Porém, à medida que a ciência investigatória foi progredindo, assim o estudo da constituição molecular dos materiais a aplicar foi evoluindo, e novas estruturas moleculares foram criadas, para resistirem às forças de tracção, compressão e torção, a que uma aeronave está sujeita, com vista a resistir à fadiga do material, um dos principais inimigos da construcção aeronáutica, decorrentes da sua sujeição a vibrações, seguido da oxidação, alguma provocada pela da circulação de correntes estáticas geradas pela fricção do ar e também pela variação de temperaturas a que estes materiais são sujeitos, que não excluem a promoção da oxidação galvânica, uma vez que os constituintes metálicos de uma a estuctura, não têm a mesma composição, geram entre si diferenças de potencial eléctrico, que originam a circulação micro-correntes, que gradativamente vão transformando os metais em óxidos metálicos, afectando as suas características primárias, constituindo deste modo, riscos para a segurança estructural.

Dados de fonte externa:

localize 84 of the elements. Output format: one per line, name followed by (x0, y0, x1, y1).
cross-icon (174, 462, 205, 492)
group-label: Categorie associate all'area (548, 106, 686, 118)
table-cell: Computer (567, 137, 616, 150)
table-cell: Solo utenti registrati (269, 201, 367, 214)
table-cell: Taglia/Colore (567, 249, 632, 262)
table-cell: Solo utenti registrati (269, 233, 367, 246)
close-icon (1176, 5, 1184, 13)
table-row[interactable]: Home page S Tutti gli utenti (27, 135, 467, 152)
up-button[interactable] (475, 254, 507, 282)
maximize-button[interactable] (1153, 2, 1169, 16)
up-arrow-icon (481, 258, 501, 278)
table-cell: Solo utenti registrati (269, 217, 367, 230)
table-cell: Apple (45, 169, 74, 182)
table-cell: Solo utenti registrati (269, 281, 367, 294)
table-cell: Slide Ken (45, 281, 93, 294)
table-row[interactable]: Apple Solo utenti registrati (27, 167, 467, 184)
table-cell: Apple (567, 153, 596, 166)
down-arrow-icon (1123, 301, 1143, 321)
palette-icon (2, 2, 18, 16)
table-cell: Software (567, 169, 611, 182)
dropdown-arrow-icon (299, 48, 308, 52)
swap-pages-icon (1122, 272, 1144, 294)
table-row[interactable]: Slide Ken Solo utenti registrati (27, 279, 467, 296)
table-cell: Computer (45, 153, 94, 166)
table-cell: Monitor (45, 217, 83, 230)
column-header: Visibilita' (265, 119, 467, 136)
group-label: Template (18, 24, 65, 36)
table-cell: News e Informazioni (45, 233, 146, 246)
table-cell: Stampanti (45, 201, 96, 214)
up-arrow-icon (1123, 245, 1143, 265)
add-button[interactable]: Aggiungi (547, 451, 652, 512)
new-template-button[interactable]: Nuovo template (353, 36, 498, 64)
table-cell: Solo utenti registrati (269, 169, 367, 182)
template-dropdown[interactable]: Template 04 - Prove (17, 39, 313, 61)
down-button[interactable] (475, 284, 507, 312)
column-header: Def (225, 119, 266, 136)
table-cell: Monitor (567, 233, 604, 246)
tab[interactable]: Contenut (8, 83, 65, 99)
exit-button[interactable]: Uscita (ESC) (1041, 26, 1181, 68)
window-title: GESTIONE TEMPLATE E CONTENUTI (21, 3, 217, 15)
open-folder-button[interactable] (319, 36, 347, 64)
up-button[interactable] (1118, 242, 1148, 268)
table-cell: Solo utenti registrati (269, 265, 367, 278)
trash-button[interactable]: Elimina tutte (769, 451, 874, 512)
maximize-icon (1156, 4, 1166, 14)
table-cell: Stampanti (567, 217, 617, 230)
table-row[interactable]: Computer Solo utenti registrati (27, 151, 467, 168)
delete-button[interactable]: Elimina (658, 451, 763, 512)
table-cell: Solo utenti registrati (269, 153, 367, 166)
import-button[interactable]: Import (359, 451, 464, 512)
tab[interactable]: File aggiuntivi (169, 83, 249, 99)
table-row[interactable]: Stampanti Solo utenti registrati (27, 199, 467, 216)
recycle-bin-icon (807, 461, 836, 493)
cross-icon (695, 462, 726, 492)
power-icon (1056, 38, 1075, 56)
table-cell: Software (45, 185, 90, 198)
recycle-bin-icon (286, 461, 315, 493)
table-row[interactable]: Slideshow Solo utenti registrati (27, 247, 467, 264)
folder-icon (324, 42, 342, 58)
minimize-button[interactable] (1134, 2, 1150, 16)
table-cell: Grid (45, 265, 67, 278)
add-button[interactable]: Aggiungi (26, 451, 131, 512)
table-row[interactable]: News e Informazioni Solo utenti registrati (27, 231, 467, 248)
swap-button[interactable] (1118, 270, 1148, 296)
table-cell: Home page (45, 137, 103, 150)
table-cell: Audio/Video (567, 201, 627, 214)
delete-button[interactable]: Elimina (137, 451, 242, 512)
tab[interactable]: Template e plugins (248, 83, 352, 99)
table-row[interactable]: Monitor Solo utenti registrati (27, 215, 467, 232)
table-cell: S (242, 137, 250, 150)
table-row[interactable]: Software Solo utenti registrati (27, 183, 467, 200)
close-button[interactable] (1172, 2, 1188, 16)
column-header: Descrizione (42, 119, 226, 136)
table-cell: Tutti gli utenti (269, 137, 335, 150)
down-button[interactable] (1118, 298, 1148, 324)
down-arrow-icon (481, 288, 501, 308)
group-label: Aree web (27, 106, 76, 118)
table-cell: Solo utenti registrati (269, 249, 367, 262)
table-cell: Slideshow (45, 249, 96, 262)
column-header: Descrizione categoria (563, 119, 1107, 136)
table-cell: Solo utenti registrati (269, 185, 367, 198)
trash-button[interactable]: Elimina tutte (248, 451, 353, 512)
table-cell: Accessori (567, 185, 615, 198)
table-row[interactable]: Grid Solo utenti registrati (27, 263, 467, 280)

As variações de temperatura têm um grande efeito na causa da fadiga do material, porque provocam contracções e dilatações que se repercutem muito abaixo do nível molecular, e afectam, a chamada, *força de interacção forte, que é a força que mantém a estabilidade e a coesão nuclear nos átomos de um material, fragilizando deste modo a sua estrutura compactante. É daqui que resulta grande parte da tal fraqueza do físico metálico, o “papão” que mais dores de cabeça tem provocado nos estudos científicos e nos cálculos matemáticos para que a construcção de aeronaves e seus derivados, seja uma realidade na segurança que hoje podemos constatar.

Um dos metais habitualmente utilizados nos aparelhos de voo, é o titânio. Devido à sua resistência ao trabalho, às variações térmicas e de tensão, e pela sua densidade, granjearam uma aplicação bastante activa na aeronáutica – se bem que, mais pesado do que o alumínio, está determinado também, que é duas vezes mais resistente.

Após titãnica (não tem nada a ver com o titânio) contenda, os experts nesta matéria, conceberam os materiais compósitos, que vieram, não digo debelar, todavia, atenuar-lhes parte das dores de cabeça. Foram criadas as fibras de carbono. São de elevada resistência à fadiga, ultraleves e de extraordinária flexibilidade - particularidades que têm conquistado a construção de tudo aquilo que voa, e não só.

Actualmente existem aeronaves, em que a totalidade da sua fuselagem e toda a parte alar, são fabricadas com essas ditas fibras de carbono.

A aeronáutica é um mundo à parte de tudo. É um universo onde criatividade e invenção se completam e germinam, mas que a maioria das pessoas desconhece – até eu.

A primeira vez que ouvi falar e depois constatei, o que eram ondas ultrassónicas, foi na aeronáutica. Era um dos métodos de detecção de fracturas ou defeitos internos, em acessórios destinados construção de aviões. Actualmente, qualquer pessoa sabe o que é uma ecografia.

A primeira vez que utilizei um aparelho chamado boroscópio, foi para detectar possíveis defeitos nas alhêtas das turbinas dos reacatores dos Boeing 737. Agora, quase toda a gente sabe o que é uma endoscopia ou uma retossigmoidoscopia.

A aplicação de fibras ópticas aplicadas na aeronáutica, foram depois direccionadas para os caminhos da medicina convencional.

Presentemente, no fabrico automóvel, vem embutida muita tecnologia “importada” da aviação.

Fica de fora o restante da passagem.